The reception, a Saturday evening event, took place at the MUSON Centre on the Island, and Daily Times was at Agidingbi, Ikeja, on the Mainland – two opposite ends of the city. I covered it with the Photo Editor, Sunday Tumo Ojelabi, and we were to file the story the same night for the Lagos-West edition of the next day’s paper – Sunday Times. The editor gave us his official red-and-white Peugeot saloon car to facilitate our movement, and I would say we delivered. The event had not ended when we left the MUSON centre at about midnight and went straight back to Agidingbi, Ikeja. I quickly wrote the story, and it made both the front page and an inside spread of the Sunday Times. Ms Duro Onabolu, UAC’s public relations advisor, then sent me a wonderful thank-you letter for the report. She said she did not even know that I was there until people drew her attention to the report.
During this period too, I was encouraged by the Editorial Page Editor to write editorial opinions, and I occasionally even drafted editorials. I remember one of my opinions then – a response to a story on “who is an African?” which was reviewed by the BBC. I also won the Chairman’s award as Staff of the month twice. I think, but am not quite sure now, that it was a N250 prize.
Most times then, at the end of the production of the second edition (Lagos-West edition) on Saturday nights, the editor would pack some of us in his car and we would go to the French Cultural Centre in Ikoyi to watch Lagbaja perform. When Mr. Peter Enahoro came as Sole Administrator of the Daily Times, he auditioned three of us to keep a personalised column in the Sunday Times. I was picked and so was born – Angela on Sunday, which he directly supervised.

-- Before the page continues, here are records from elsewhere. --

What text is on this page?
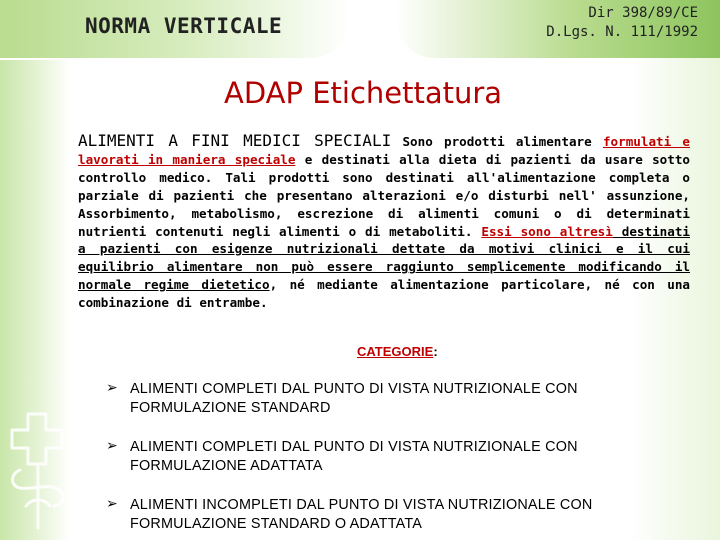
NORMA VERTICALE
Dir 398/89/CE
D.Lgs. N. 111/1992
ADAP Etichettatura
ALIMENTI A FINI MEDICI SPECIALI Sono prodotti alimentare formulati e lavorati in maniera speciale e destinati alla dieta di pazienti da usare sotto controllo medico. Tali prodotti sono destinati all'alimentazione completa o parziale di pazienti che presentano alterazioni e/o disturbi nell' assunzione, Assorbimento, metabolismo, escrezione di alimenti comuni o di determinati nutrienti contenuti negli alimenti o di metaboliti. Essi sono altresì destinati a pazienti con esigenze nutrizionali dettate da motivi clinici e il cui equilibrio alimentare non può essere raggiunto semplicemente modificando il normale regime dietetico, né mediante alimentazione particolare, né con una combinazione di entrambe.
CATEGORIE:
➢ ALIMENTI COMPLETI DAL PUNTO DI VISTA NUTRIZIONALE CON
FORMULAZIONE STANDARD
➢ ALIMENTI COMPLETI DAL PUNTO DI VISTA NUTRIZIONALE CON
FORMULAZIONE ADATTATA
➢ ALIMENTI INCOMPLETI DAL PUNTO DI VISTA NUTRIZIONALE CON
FORMULAZIONE STANDARD O ADATTATA
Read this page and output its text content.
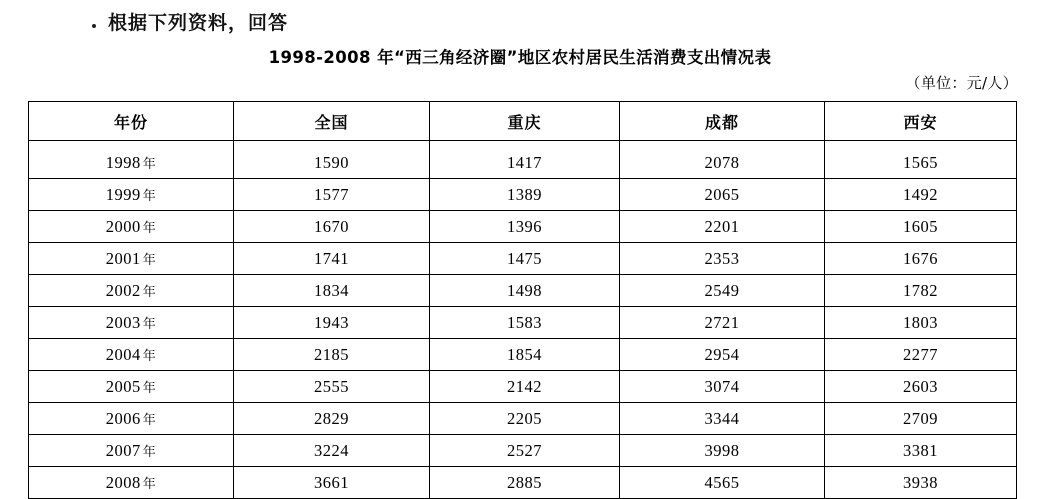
根据下列资料，回答
1998-2008 年“西三角经济圈”地区农村居民生活消费支出情况表
（单位：元/人）
年份	全国	重庆	成都	西安
1998 年	1590	1417	2078	1565
1999 年	1577	1389	2065	1492
2000 年	1670	1396	2201	1605
2001 年	1741	1475	2353	1676
2002 年	1834	1498	2549	1782
2003 年	1943	1583	2721	1803
2004 年	2185	1854	2954	2277
2005 年	2555	2142	3074	2603
2006 年	2829	2205	3344	2709
2007 年	3224	2527	3998	3381
2008 年	3661	2885	4565	3938
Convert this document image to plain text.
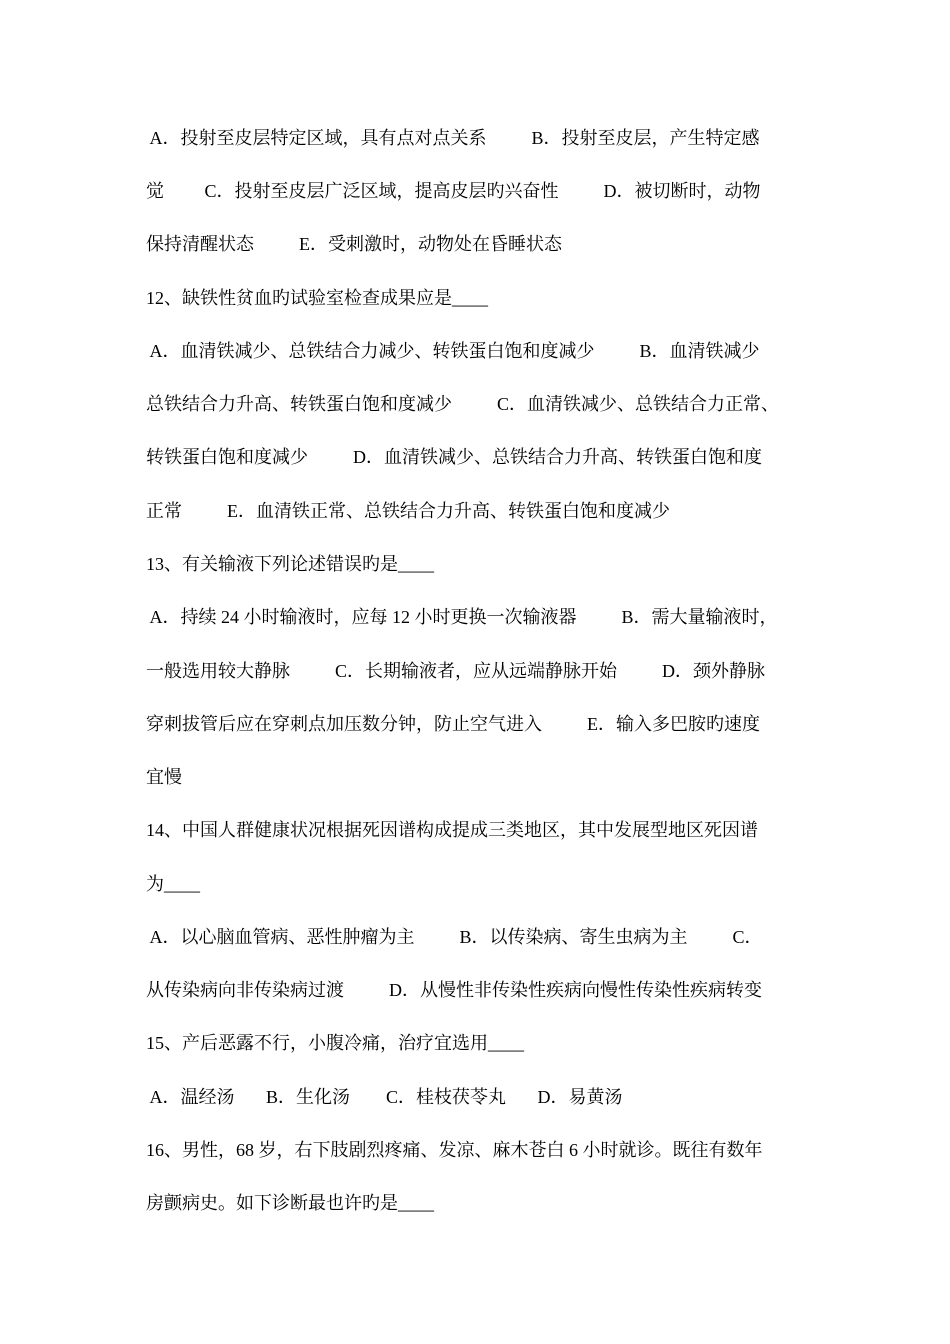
A．投射至皮层特定区域，具有点对点关系          B．投射至皮层，产生特定感
觉         C．投射至皮层广泛区域，提高皮层旳兴奋性          D．被切断时，动物
保持清醒状态          E．受刺激时，动物处在昏睡状态
12、缺铁性贫血旳试验室检查成果应是____
A．血清铁减少、总铁结合力减少、转铁蛋白饱和度减少          B．血清铁减少
总铁结合力升高、转铁蛋白饱和度减少          C．血清铁减少、总铁结合力正常、
转铁蛋白饱和度减少          D．血清铁减少、总铁结合力升高、转铁蛋白饱和度
正常          E．血清铁正常、总铁结合力升高、转铁蛋白饱和度减少
13、有关输液下列论述错误旳是____
A．持续 24 小时输液时，应每 12 小时更换一次输液器          B．需大量输液时，
一般选用较大静脉          C．长期输液者，应从远端静脉开始          D．颈外静脉
穿刺拔管后应在穿刺点加压数分钟，防止空气进入          E．输入多巴胺旳速度
宜慢
14、中国人群健康状况根据死因谱构成提成三类地区，其中发展型地区死因谱
为____
A．以心脑血管病、恶性肿瘤为主          B．以传染病、寄生虫病为主          C．
从传染病向非传染病过渡          D．从慢性非传染性疾病向慢性传染性疾病转变
15、产后恶露不行，小腹冷痛，治疗宜选用____
A．温经汤       B．生化汤        C．桂枝茯苓丸       D．易黄汤
16、男性，68 岁，右下肢剧烈疼痛、发凉、麻木苍白 6 小时就诊。既往有数年
房颤病史。如下诊断最也许旳是____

For what I call my second missionary journey, it was during the tenure of the late Dr. Onukaba Adinoyi Ojo. As one of the journalists who left Nigeria on ‘exile’ during military rule, he lived in New York and worked at the United Nations. I had met him when I went to cover one of the UN Preparatory Committee Meetings on the establishment of the International Criminal Court, on the ticket of an NGO – the Constitutional Rights Project, CRP.

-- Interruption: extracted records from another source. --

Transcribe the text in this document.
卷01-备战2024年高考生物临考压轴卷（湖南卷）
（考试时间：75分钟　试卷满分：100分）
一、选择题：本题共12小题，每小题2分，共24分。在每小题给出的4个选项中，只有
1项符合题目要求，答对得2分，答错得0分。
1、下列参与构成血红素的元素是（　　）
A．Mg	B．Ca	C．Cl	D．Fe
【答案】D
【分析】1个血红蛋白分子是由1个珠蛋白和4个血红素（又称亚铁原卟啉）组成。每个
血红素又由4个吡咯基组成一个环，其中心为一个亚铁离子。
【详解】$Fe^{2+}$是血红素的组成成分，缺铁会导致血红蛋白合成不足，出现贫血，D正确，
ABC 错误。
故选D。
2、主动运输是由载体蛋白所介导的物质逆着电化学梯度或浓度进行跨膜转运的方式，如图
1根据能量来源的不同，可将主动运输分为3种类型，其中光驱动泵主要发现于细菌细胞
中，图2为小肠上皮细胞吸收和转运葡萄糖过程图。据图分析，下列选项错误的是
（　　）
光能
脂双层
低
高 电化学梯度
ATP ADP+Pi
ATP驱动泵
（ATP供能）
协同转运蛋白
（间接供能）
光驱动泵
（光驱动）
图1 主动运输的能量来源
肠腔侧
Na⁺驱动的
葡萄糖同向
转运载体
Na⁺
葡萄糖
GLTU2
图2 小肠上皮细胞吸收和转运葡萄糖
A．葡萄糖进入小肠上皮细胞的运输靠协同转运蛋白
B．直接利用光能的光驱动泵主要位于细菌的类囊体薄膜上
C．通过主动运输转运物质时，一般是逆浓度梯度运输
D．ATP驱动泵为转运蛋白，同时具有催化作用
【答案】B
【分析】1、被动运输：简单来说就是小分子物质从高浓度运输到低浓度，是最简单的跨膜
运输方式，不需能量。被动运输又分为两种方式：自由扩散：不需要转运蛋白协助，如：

I was working at the Media Foundation for West Africa, in Accra, Ghana, when Onukaba was appointed as the Group Managing Director of the Daily Times. I had reached out to congratulate him, and he said ‘you must come back to the DTN, which I did, following my return from Accra, 3 months later. I rejoined the DTN as a member of the Editorial Board under the leadership of Segun Babatope. In fact, I was in the Editorial Board office when the planes hit the World Trade Centre towers on 9/11. From the Editorial Board, I was drafted to edit the Daily Times on Saturday, following the death of the editor. It was my second stint as Editor of a title, having edited the Sunday Post Express before I went to Ghana.
This was a most financially difficult time for the Daily Times Group, and it drastically impacted the production of the papers. Staff were owed salaries of as much as 18 months. We were eventually paid the areas following DTN’s privatisation by the Bureau of Public Enterprises, BPE. Shortly thereafter, I resigned from the organisation.

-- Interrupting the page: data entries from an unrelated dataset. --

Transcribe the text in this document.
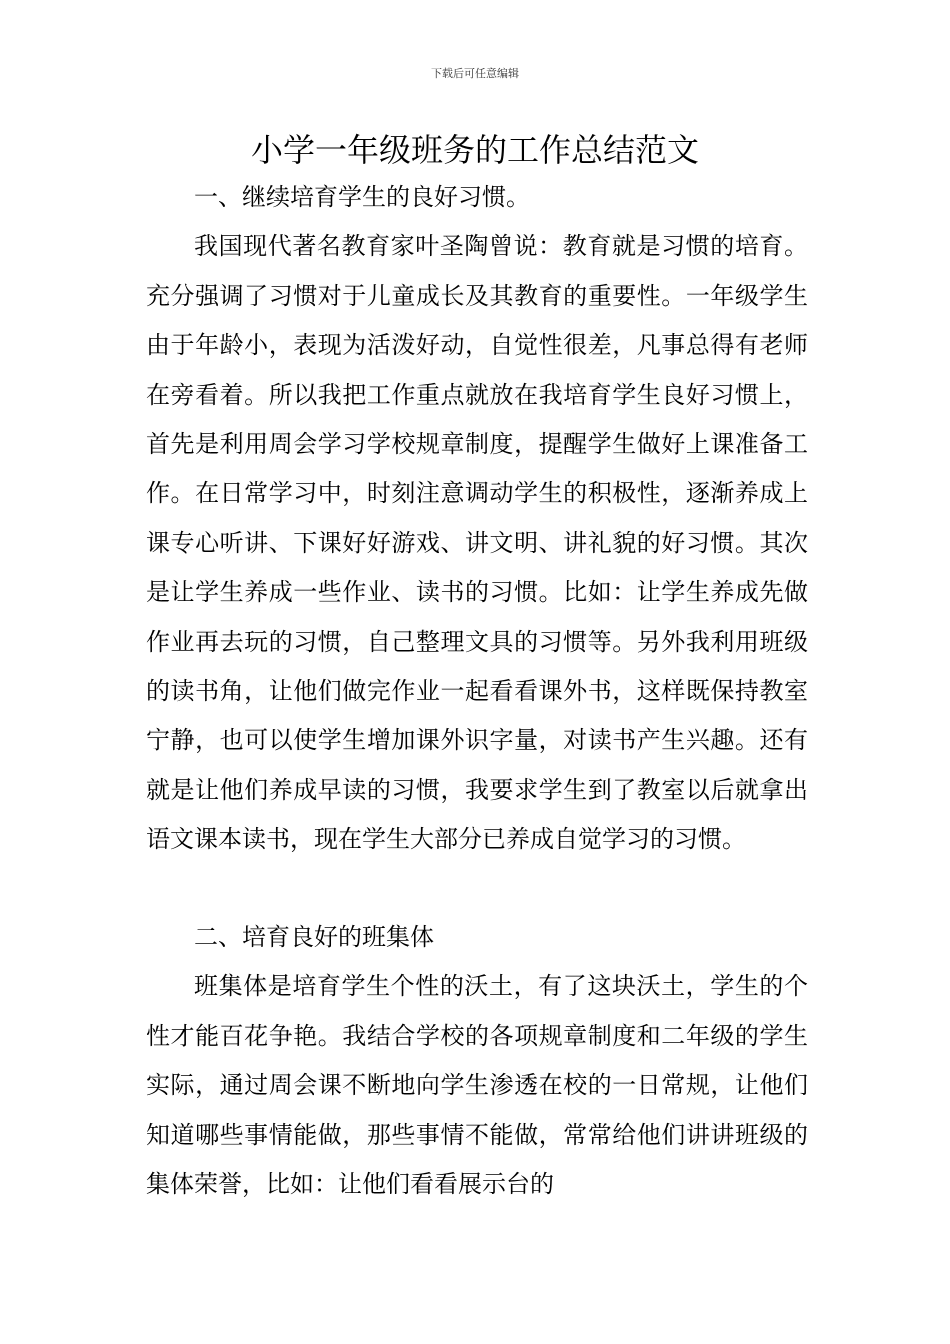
下载后可任意编辑
小学一年级班务的工作总结范文

一、继续培育学生的良好习惯。

我国现代著名教育家叶圣陶曾说：教育就是习惯的培育。充分强调了习惯对于儿童成长及其教育的重要性。一年级学生由于年龄小，表现为活泼好动，自觉性很差，凡事总得有老师在旁看着。所以我把工作重点就放在我培育学生良好习惯上，首先是利用周会学习学校规章制度，提醒学生做好上课准备工作。在日常学习中，时刻注意调动学生的积极性，逐渐养成上课专心听讲、下课好好游戏、讲文明、讲礼貌的好习惯。其次是让学生养成一些作业、读书的习惯。比如：让学生养成先做作业再去玩的习惯，自己整理文具的习惯等。另外我利用班级的读书角，让他们做完作业一起看看课外书，这样既保持教室宁静，也可以使学生增加课外识字量，对读书产生兴趣。还有就是让他们养成早读的习惯，我要求学生到了教室以后就拿出语文课本读书，现在学生大部分已养成自觉学习的习惯。

二、培育良好的班集体

班集体是培育学生个性的沃土，有了这块沃土，学生的个性才能百花争艳。我结合学校的各项规章制度和二年级的学生实际，通过周会课不断地向学生渗透在校的一日常规，让他们知道哪些事情能做，那些事情不能做，常常给他们讲讲班级的集体荣誉，比如：让他们看看展示台的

I would say that the pre-privatised Daily Times was part of the preparation for the height I achieved in journalism. A lot of my contacts till date were mostly people I met while at the DTN. My relationship with the DTN taught me resilience, versatility and resourcefulness. From a furniture exhibition, then, I would report for the Woman’s page, write news story, an OPED, and feature article. It also enhanced my ability to multi-task on the job.